Who’s Afraid of a Cluster of Holes? 16 Percent of People

The first peer-reviewed research on the increasingly Internet-famous disorder. Trypophobia is the fear of clustered holes like those shown in the lotus seed pod above.

The typical illustration of the kind of holes that terrify trypophobics is the lotus seed, but other triggers include sponges, soap bubbles, and even aerated chocolate.

Trypophobia is not recognized in pyschiatry’s Diagnostic and Statistical Manual of Mental Disorders, but it is present in 16 percent of people, according to a new study in Psychological Science, which is the first to address the strange fear.

“The stimuli are usually clusters of holes of any variety that are almost always innocuous and seemingly pose no threat,” the authors note. But they induce visceral reactions all the same.

“[I] can’t really face small, irregularly or asymmetrically placed holes, they make me like, throw up in my mouth, cry a little bit, and shake all over, deeply,” one trypophobe involved in the study said. My apparently trypophobic friend Monica says of the lotus seed pod: “That photo actually makes me want to stab my eyes out.”

The study found that this fear might actually be an evolutionary adaptation, not just a weird human quirk. A cartoon lightbulb went off over the head of one of the researchers when he came across a trypophobe who claimed he couldn’t stand to look at photographs of the blue-ringed octopus, one of the most toxic animals in the world.

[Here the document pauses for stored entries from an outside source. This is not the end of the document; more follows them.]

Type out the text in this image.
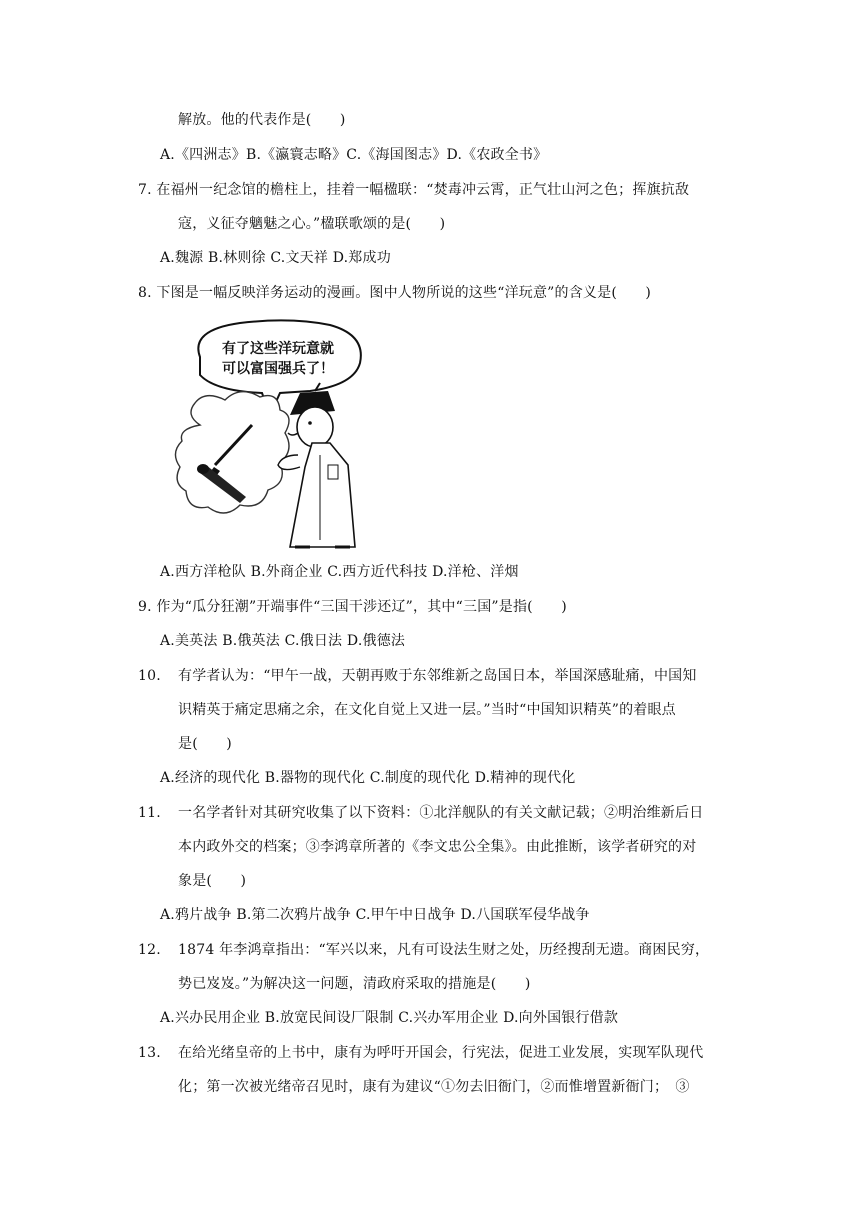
解放。他的代表作是(　　)
A.《四洲志》B.《瀛寰志略》C.《海国图志》D.《农政全书》
7. 在福州一纪念馆的檐柱上，挂着一幅楹联：“焚毒冲云霄，正气壮山河之色；挥旗抗敌
寇，义征夺魑魅之心。”楹联歌颂的是(　　)
A.魏源 B.林则徐 C.文天祥 D.郑成功
8. 下图是一幅反映洋务运动的漫画。图中人物所说的这些“洋玩意”的含义是(　　)
有了这些洋玩意就
可以富国强兵了！
A.西方洋枪队 B.外商企业 C.西方近代科技 D.洋枪、洋烟
9. 作为“瓜分狂潮”开端事件“三国干涉还辽”，其中“三国”是指(　　)
A.美英法 B.俄英法 C.俄日法 D.俄德法
10. 有学者认为：“甲午一战，天朝再败于东邻维新之岛国日本，举国深感耻痛，中国知
识精英于痛定思痛之余，在文化自觉上又进一层。”当时“中国知识精英”的着眼点
是(　　)
A.经济的现代化 B.器物的现代化 C.制度的现代化 D.精神的现代化
11. 一名学者针对其研究收集了以下资料：①北洋舰队的有关文献记载；②明治维新后日
本内政外交的档案；③李鸿章所著的《李文忠公全集》。由此推断，该学者研究的对
象是(　　)
A.鸦片战争 B.第二次鸦片战争 C.甲午中日战争 D.八国联军侵华战争
12. 1874 年李鸿章指出：“军兴以来，凡有可设法生财之处，历经搜刮无遗。商困民穷，
势已岌岌。”为解决这一问题，清政府采取的措施是(　　)
A.兴办民用企业 B.放宽民间设厂限制 C.兴办军用企业 D.向外国银行借款
13. 在给光绪皇帝的上书中，康有为呼吁开国会，行宪法，促进工业发展，实现军队现代
化；第一次被光绪帝召见时，康有为建议“①勿去旧衙门，②而惟增置新衙门；　③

The researchers analyzed images from trypophobia.com and found that many of them have high contrast at midrange spatial frequencies, as do images of poisonous animals like the octopus, as well as the deathstalker scorpion and many poisonous snakes and spiders.

“We therefore suggest that trypophobia arises because the inducing stimuli share a core spectral feature with such organisms—a feature that does not reach conscious awareness,” the researchers wrote.

Many people might not yet be able to put a name to the uneasy sensation they experience when viewing photos like these. According to Google Trends, the term “trypophobia” started to slowly gain popularity online about 2009 but didn’t really take off until 2012. Monica says she “never connected the dots” until she read an article about the fear. “Even just seeing the words clustered holes freaks me out,” she adds.

“This survival account is based on the notion that humans have been selected, via Darwinian principles, for their ability to notice poisonous organisms,” the study reads, and while throwing up in your mouth or stabbing your eyes out may not be particularly effective strategies when faced with a poisonous animal, these trypophobes may be on to something all the same.